Eastwood SL., Harrison PJ.
There are several reports of ultrastructural and protein changes affecting synapses in the anterior cingulate cortex in schizophrenia. Altered cytoarchitecture has also been described in this region in schizophrenia as well as in mood disorders. In this paper we review the literature and present a new study investigating synaptic abnormalities in the anterior cingulate cortex (area 24) in the Stanley Foundation brain series. We used Western blotting to assess four synaptic proteins: synaptophysin, growth-associated protein-43 (GAP-43), complexin I and complexin II, which inform about somewhat different aspects of the synaptic circuitry. Synaptophysin, complexin II and GAP-43 were reduced in bipolar disorder.
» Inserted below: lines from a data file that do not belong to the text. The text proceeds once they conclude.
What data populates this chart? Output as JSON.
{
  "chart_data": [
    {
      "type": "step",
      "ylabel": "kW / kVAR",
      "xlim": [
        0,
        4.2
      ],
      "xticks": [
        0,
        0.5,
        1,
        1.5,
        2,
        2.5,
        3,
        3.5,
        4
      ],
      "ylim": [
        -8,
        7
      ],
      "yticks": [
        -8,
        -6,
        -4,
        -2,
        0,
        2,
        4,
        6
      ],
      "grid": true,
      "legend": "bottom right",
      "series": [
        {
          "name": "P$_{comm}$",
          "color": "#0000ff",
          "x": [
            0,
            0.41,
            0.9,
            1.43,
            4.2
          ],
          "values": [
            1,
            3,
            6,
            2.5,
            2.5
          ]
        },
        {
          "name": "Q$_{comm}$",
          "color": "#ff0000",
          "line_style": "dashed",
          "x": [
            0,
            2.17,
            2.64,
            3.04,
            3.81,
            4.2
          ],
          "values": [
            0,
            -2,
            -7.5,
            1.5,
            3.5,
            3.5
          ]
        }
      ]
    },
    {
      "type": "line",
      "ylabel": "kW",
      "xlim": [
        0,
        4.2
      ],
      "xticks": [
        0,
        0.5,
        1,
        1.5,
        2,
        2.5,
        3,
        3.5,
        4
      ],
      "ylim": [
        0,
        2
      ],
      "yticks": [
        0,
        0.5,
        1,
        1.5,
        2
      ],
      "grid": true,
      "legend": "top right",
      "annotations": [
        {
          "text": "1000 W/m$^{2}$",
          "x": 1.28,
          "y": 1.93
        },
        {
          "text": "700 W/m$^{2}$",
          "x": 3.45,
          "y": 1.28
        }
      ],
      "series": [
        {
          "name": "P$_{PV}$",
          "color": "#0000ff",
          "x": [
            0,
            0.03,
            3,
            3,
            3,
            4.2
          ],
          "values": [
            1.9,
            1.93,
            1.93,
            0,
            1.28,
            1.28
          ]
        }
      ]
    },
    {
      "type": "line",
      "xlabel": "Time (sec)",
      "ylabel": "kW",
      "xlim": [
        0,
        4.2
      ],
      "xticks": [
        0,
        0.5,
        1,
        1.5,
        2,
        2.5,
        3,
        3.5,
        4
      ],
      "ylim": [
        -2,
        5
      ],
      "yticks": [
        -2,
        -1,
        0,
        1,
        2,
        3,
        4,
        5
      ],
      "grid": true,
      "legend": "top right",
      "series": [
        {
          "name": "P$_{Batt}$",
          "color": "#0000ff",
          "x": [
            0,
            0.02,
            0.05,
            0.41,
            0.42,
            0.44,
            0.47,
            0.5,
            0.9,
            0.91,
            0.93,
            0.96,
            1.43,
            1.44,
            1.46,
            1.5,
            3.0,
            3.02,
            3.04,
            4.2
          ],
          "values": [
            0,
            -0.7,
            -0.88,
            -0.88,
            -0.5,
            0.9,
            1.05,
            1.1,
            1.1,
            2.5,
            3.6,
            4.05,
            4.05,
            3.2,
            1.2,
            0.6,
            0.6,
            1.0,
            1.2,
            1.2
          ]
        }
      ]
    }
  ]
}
The decreases correlated with the duration of illness and tended to be greater in subjects without a family history. Complexin II was also reduced in major depression. Complexin I and the housekeeping protein beta-actin did not differ between groups. None of the proteins changed significantly in schizophrenia. The results indicate the presence of a synaptic pathology in the anterior cingulate cortex in mood disorders, especially bipolar disorder. The abnormalities may contribute to the dysfunction of cingulate neural circuits. The loss of synaptophysin is suggestive of decreased synaptic density whilst the decrease in GAP-43 may denote impaired synaptic plasticity and the reduction of complexin II but not complexin I implies that the alterations particularly affect excitatory connections. The reductions may be progressive.